Keep Texans healthy and dry by eliminating the diaper sales tax
Imagine if your baby or your elderly parent had to sit in a soiled diaper for hours because a clean, dry diaper simply wasn’t in the budget.
This unhealthy practice is, unfortunately, happening all too often in Texas when low-income families sometimes have to choose between buying diapers and paying for rent or food.
Diapers are as much a basic health essential as feminine hygiene products, which several legislators have proposed to exempt from the state sales tax. One of those legislators, state Rep. Donna Howard, D-Austin, also has recognized the necessity of diapers by filing House Bill 221, which removes the sales tax from both child and adult diapers.
Diapers should be added to the sales tax exempt list not just for health reasons; it also makes economic sense.
In Texas, an estimated 25 percent of all children under age 3 live in families earning under the federal poverty level, which in 2016 is $24,300 for a family of four. And an estimated 11.1 percent of Texans over age 65 live in poverty, according to census figures.
For these Texas families and seniors, every penny counts.
Diapers have a bigger impact on the family budget than feminine hygiene products. While women spend on average of $70 to $80 each year on feminine hygiene products, families with infants and toddlers spend $70 to $80 each month for each child wearing diapers.

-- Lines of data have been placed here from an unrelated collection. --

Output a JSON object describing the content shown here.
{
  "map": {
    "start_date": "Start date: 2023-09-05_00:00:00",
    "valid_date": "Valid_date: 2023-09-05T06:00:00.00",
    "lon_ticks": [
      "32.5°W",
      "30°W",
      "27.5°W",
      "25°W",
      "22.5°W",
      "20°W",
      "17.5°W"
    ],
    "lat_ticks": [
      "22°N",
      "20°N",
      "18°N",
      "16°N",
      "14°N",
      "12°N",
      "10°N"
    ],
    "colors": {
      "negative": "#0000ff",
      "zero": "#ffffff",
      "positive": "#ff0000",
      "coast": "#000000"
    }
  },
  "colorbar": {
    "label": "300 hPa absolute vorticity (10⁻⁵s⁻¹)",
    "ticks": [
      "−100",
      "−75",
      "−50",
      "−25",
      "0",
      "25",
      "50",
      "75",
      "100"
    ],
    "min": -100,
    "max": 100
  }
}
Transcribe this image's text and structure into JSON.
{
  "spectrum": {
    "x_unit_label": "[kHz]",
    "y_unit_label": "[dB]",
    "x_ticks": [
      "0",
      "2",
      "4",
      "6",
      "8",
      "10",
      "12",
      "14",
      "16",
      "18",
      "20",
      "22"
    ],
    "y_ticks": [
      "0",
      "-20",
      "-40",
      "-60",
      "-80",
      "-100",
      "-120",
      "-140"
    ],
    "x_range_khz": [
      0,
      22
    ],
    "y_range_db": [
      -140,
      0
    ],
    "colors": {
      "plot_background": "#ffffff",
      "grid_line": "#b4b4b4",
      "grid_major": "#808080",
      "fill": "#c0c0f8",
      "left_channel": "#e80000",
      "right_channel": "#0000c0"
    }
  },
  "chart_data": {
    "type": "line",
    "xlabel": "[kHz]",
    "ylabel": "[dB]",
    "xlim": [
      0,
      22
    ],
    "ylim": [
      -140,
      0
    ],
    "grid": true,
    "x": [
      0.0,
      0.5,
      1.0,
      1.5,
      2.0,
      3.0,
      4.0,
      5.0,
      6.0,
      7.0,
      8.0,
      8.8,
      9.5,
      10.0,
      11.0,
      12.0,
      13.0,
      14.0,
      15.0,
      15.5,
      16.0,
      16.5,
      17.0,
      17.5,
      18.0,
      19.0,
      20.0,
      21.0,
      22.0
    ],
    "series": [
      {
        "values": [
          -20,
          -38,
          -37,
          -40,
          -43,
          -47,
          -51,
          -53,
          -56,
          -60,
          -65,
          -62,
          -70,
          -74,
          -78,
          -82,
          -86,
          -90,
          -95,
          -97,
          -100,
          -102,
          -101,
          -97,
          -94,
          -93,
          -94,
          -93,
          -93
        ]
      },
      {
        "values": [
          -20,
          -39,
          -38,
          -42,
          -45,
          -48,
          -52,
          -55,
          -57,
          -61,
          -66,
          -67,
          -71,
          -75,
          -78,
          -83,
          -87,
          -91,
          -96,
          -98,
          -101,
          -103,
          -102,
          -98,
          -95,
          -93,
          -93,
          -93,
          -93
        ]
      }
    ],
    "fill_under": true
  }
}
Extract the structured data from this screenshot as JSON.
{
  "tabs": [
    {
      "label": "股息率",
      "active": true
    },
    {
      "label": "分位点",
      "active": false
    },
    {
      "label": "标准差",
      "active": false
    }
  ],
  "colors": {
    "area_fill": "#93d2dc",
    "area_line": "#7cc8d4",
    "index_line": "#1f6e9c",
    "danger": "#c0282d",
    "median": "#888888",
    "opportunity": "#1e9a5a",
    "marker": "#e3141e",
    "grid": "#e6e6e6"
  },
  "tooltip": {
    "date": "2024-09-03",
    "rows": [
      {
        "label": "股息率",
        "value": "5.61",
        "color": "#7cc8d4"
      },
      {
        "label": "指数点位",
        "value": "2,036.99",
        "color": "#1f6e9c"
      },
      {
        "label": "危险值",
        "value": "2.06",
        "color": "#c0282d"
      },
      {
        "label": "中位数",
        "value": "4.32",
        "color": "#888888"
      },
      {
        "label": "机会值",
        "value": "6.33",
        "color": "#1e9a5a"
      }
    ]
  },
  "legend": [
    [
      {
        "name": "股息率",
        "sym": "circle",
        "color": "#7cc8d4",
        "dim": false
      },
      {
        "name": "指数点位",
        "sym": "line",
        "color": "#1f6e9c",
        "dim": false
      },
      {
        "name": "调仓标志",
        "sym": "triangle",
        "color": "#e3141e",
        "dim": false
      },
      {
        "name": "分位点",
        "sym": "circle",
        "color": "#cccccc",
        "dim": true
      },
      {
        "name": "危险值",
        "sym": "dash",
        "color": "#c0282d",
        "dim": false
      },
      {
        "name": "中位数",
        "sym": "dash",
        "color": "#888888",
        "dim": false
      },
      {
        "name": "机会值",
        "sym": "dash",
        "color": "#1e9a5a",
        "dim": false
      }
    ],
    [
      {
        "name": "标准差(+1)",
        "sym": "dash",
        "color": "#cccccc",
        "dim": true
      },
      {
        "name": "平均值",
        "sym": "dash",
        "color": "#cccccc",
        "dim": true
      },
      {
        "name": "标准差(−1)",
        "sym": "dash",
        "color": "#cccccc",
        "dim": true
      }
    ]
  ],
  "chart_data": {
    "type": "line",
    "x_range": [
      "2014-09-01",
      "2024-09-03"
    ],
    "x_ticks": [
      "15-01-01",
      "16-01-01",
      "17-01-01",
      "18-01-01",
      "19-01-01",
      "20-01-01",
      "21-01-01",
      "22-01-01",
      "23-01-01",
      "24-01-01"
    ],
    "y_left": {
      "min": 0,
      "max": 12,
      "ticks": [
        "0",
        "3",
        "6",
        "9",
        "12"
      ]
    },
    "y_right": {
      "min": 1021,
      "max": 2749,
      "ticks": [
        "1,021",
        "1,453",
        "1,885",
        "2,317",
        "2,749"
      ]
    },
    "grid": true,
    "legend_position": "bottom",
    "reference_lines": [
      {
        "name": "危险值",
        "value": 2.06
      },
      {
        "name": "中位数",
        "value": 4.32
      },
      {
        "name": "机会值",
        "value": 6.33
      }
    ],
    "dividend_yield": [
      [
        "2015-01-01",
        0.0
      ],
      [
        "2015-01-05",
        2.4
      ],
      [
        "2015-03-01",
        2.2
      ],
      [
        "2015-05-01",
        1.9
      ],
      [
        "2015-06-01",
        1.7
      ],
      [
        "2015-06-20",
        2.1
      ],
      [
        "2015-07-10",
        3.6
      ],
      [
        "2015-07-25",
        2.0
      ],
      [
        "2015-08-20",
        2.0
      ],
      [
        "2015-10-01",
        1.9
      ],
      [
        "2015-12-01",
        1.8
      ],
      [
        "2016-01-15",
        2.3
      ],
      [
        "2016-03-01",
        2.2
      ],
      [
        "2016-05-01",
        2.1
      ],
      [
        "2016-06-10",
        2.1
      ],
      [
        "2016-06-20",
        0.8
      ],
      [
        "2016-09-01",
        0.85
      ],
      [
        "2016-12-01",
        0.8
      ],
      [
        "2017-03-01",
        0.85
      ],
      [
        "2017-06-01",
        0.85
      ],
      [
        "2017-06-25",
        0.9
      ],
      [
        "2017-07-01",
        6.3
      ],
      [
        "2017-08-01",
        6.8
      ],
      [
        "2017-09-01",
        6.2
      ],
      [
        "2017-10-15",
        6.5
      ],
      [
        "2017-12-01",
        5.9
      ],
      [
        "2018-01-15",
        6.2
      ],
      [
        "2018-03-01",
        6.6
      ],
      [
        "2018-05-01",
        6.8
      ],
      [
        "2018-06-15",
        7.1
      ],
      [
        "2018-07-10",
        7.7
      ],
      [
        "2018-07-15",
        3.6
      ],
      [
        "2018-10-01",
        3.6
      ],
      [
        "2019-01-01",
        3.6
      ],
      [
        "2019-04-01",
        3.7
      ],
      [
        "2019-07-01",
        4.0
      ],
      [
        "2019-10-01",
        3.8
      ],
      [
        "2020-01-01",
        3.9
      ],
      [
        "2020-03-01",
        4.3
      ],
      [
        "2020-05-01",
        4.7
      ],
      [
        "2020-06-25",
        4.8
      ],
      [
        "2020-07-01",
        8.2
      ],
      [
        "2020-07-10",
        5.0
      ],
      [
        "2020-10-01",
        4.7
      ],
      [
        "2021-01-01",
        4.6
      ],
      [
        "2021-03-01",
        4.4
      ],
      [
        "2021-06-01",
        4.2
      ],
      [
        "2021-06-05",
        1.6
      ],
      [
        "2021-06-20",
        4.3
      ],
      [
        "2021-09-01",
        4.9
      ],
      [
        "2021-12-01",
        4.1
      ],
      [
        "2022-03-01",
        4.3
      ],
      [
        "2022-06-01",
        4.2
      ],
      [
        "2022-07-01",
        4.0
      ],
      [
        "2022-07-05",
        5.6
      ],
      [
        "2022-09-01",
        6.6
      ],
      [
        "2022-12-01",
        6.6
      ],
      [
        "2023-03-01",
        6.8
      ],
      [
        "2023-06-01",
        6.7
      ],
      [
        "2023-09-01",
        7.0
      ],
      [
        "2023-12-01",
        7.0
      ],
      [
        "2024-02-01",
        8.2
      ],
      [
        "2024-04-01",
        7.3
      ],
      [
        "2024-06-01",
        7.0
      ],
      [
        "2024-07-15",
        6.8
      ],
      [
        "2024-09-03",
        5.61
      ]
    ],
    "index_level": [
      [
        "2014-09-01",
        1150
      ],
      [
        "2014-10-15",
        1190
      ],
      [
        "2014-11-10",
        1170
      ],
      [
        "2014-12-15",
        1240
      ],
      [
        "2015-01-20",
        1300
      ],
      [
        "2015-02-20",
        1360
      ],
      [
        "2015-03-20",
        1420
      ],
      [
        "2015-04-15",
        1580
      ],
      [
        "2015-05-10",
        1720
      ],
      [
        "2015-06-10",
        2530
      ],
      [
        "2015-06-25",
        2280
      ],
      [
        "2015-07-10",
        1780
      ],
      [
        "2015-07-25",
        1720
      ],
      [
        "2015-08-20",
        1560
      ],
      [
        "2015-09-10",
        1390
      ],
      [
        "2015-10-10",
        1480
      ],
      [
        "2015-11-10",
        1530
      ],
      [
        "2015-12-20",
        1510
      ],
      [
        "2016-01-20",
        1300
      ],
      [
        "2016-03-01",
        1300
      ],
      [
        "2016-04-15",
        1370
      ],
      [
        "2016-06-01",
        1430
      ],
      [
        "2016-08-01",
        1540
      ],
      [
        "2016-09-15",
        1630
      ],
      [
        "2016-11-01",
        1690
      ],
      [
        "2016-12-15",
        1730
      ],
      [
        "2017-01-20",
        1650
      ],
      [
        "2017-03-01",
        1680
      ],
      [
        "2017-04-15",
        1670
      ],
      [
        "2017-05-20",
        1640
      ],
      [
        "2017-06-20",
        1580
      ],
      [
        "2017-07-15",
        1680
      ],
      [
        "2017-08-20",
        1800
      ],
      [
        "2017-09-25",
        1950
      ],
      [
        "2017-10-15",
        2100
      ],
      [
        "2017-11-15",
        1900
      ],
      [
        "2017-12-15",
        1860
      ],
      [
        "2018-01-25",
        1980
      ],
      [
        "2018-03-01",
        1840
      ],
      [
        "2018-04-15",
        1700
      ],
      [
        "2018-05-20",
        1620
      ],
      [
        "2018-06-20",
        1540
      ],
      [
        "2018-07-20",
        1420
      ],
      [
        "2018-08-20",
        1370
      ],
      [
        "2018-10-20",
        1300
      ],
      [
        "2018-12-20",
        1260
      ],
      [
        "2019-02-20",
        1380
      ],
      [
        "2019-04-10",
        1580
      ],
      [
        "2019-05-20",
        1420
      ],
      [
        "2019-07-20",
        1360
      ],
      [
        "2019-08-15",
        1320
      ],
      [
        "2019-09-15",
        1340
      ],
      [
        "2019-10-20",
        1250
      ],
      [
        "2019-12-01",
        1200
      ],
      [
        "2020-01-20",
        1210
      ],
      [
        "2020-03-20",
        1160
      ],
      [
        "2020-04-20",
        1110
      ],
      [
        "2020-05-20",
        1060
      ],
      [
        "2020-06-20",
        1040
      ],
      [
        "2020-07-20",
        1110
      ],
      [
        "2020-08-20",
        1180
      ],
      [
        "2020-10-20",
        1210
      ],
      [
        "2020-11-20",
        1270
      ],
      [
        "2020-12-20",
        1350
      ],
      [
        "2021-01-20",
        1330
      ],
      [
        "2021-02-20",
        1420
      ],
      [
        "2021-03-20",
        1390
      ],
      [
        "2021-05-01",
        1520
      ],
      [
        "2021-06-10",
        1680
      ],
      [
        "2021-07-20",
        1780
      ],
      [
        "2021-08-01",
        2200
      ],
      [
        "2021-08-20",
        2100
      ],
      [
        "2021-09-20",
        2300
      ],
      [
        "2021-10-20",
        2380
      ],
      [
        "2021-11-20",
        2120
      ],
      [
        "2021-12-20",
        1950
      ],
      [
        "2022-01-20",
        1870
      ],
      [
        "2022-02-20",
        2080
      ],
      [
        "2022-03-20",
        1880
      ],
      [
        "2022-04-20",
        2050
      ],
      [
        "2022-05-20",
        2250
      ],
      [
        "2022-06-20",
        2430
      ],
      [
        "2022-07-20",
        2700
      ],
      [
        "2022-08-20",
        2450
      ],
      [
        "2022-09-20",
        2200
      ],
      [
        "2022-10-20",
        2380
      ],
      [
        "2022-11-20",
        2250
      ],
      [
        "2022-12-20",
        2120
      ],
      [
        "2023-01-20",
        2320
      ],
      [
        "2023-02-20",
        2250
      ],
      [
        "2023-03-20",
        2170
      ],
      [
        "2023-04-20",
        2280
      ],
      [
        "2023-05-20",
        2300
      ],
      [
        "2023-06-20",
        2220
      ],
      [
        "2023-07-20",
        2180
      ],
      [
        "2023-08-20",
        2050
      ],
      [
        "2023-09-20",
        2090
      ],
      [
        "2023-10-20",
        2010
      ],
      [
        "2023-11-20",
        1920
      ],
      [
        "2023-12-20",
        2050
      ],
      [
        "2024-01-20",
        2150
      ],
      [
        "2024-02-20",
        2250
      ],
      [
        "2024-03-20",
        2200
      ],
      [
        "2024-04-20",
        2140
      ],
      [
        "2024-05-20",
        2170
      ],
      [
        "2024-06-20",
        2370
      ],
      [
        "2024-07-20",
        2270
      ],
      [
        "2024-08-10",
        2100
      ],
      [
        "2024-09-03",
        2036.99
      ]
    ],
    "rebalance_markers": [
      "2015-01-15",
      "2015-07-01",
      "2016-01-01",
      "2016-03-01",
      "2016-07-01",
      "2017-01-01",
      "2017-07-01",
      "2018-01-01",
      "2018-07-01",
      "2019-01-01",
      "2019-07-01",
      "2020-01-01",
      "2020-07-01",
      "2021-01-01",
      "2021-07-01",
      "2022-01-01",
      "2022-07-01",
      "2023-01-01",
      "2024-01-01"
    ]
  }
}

Children wear an average of 50 diapers each week, and for each percentage point the sales tax is reduced, families can buy an additional two diapers per month. In Texas, eliminating the state sales tax would allow families to buy 12 more diapers each month. That would help narrow, but not eliminate, the “diaper gap” – a national survey of U.S. mothers found that those who had trouble affording diapers ran short about 11 to 12 diapers each week.
Without a supply of diapers, children are barred from participating in early childhood education programs or attending most childcare centers. Without childcare, parents cannot go to work, compounding the economic hardships that keep them from affording enough diapers in the first place.
Adult diapers are even more expensive, and their need is growing as the population ages. Euromonitor International estimates that sales of adult incontinence products are forecast to rise 48 percent, to $2.7 billion, from 2015 to 2020, while baby diaper sales will grow 2.6 percent. Adult diapers not only contribute to health, they allow seniors and others with incontinence to maintain an active life and to live with dignity.
Where do needy families now turn for help affording diapers?
Not the government – no government assistance programs directly provide diapers. They cannot be bought with food stamps or WIC, and Medicaid does not provide diapers for infants and toddlers.
In Texas, the Austin Diaper Bank and 22 other diaper banks connected through the National Diaper Bank distribute more than 2.9 million diapers annually. But this is not enough to end diaper need for the nearly 300,000 infants and toddlers living in poverty in our state, in addition to needy adults who require this assistance.
We hope the Texas Legislature will join us to help end diaper need in our state by eliminating state sales tax on child and adult diapers. While it would take revenue out of state coffers, it would put money in the pockets of those who need it most, allowing them to work to contribute to the state’s economy.
More importantly, it would keep our youngest Texans, and many adults, clean, dry and healthy. No one deserves to suffer in a dirty diaper.